HOUSTON — More than a decade ago, Venezuela seized several oil projects from the US oil company ConocoPhillips without compensation. Now, under pressure after ConocoPhillips carried out its own seizures, the Venezuelans are going to make amends.
ConocoPhillips announced on Monday that the state oil company, Petróleos de Venezuela, or Pdvsa, had agreed to a $2 billion judgment handed down by an International Chamber of Commerce tribunal that arbitrated the dispute. Pdvsa will be allowed to pay over nearly five years, but as it is nearly bankrupt, even those terms may be hard to meet.
After winning the arbitration ruling in April, ConocoPhillips seized Pdvsa oil inventories, cargoes, and terminals on several Dutch Caribbean islands. The move seriously hampered Venezuela’s efforts to export oil to the United States and Asia, and emboldened other creditors to seek financial retribution.
“What they did was choke the exports and made it clear to Pdvsa that the cost of not coming to an agreement would be higher than actually settling on a payment schedule,” said Francisco J. Monaldi, a Venezuelan oil expert at Rice University.
As its oil production has plummeted to the lowest levels in decades, Venezuela has fallen behind on more than $6 billion in bond payments. Pdvsa has already defaulted on more than $2 billion in bonds after failing to make interest payments during the last year, and owes billions of dollars more to service companies.
Adding to Venezuela’s woes, the Trump administration has imposed sanctions that prohibit the purchase and sale of Venezuelan government debt, including bonds issued by the state oil company.

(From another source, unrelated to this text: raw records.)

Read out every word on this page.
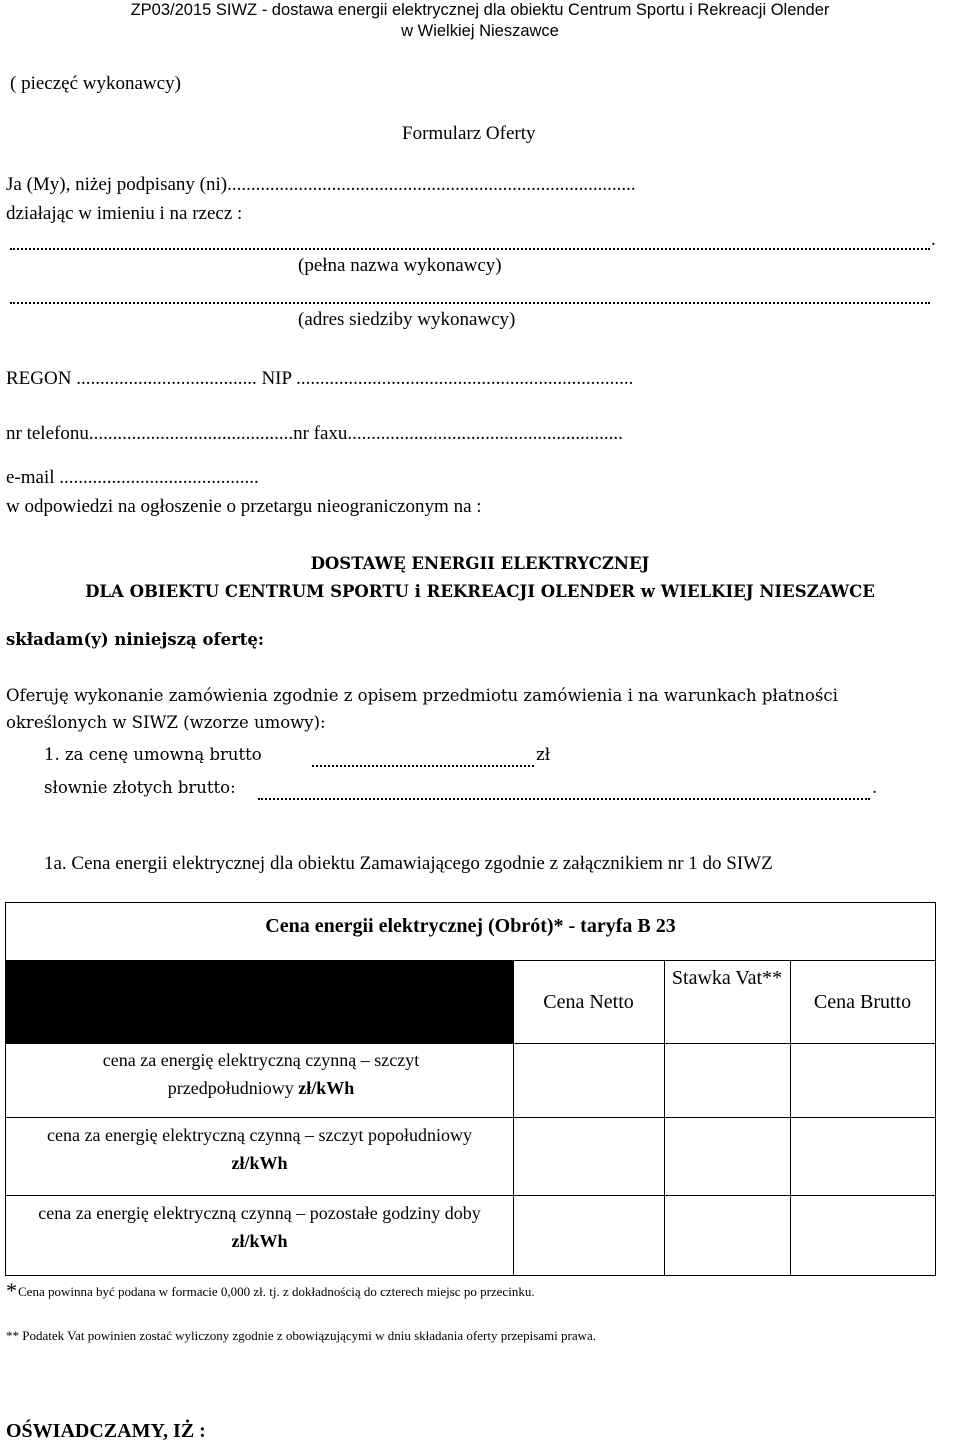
ZP03/2015 SIWZ - dostawa energii elektrycznej dla obiektu Centrum Sportu i Rekreacji Olender
w Wielkiej Nieszawce
( pieczęć wykonawcy)
Formularz Oferty
Ja (My), niżej podpisany (ni)......................................................................................
działając w imieniu i na rzecz :
.
(pełna nazwa wykonawcy)
(adres siedziby wykonawcy)
REGON ...................................... NIP .......................................................................
nr telefonu...........................................nr faxu..........................................................
e-mail ..........................................
w odpowiedzi na ogłoszenie o przetargu nieograniczonym na :
DOSTAWĘ ENERGII ELEKTRYCZNEJ
DLA OBIEKTU CENTRUM SPORTU i REKREACJI OLENDER w WIELKIEJ NIESZAWCE
składam(y) niniejszą ofertę:
Oferuję wykonanie zamówienia zgodnie z opisem przedmiotu zamówienia i na warunkach płatności
określonych w SIWZ (wzorze umowy):
1. za cenę umowną brutto	zł
słownie złotych brutto:	.
1a. Cena energii elektrycznej dla obiektu Zamawiającego zgodnie z załącznikiem nr 1 do SIWZ
Cena energii elektrycznej (Obrót)* - taryfa B 23
Cena Netto
Stawka Vat**
Cena Brutto
cena za energię elektryczną czynną – szczyt przedpołudniowy zł/kWh
cena za energię elektryczną czynną – szczyt popołudniowy
zł/kWh
cena za energię elektryczną czynną – pozostałe godziny doby zł/kWh
* Cena powinna być podana w formacie 0,000 zł. tj. z dokładnością do czterech miejsc po przecinku.
** Podatek Vat powinien zostać wyliczony zgodnie z obowiązującymi w dniu składania oferty przepisami prawa.
OŚWIADCZAMY, IŻ :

Monaldi said Pdvsa would be forced to pay ConocoPhillips with money it would have paid other creditors and would probably delay some oil shipments to China it owes in separate loan agreements. He added that “there is not a negligible probability” that at some point it will discontinue payments for lack of money.
Hyperinflation, corruption, and growing starvation have crippled the Venezuelan economy, as the socialist government is forced to choose between buying food and medicine and satisfying the demands of creditors. During the last few days, the government has scrambled to deal with its economic crisis by sharply devaluing its currency, raising wages, and promising to shave energy subsidies.
Venezuela has the largest oil reserves in the world. Its crisis has tightened global oil markets at a time when threatened US oil sanctions against Iran could drive up prices.
The settlement with ConocoPhillips over the 2007 seizure resolves a drawn-out legal struggle, at least for the time being.
“As a result of the settlement, ConocoPhillips has agreed to suspend its legal enforcement actions of the ICC award, including in the Dutch Caribbean,” ConocoPhillips said in a statement.
Pdvsa, which did not comment on the agreement, is to pay the first $500 million within 90 days.
ConocoPhillips is pursuing a separate arbitration case over the same seizure against the government of Venezuela before the World Bank’s International Center for Settlement of Investment Disputes, which could result in another large settlement award, perhaps as high as $6 billion.
That amount would probably be unpayable, experts say, but it could put ConocoPhillips in a strong position to obtain access to Venezuelan oil fields in the future if the current government eventually falls.
Pdvsa’s problems with creditors are far-reaching, putting its American Citgo assets, including three large refineries and a pipeline network, in jeopardy. A federal judge in Delaware recently ruled that Crystallex, a Canadian gold mining company, could seize more than $1 billion in shares of Citgo as compensation for a 2008 nationalization of a mining operation in Venezuela.
Citgo is appealing. If it loses, that may open the way for more claims on Citgo assets by companies whose investments have been expropriated in Venezuela, including Exxon Mobil.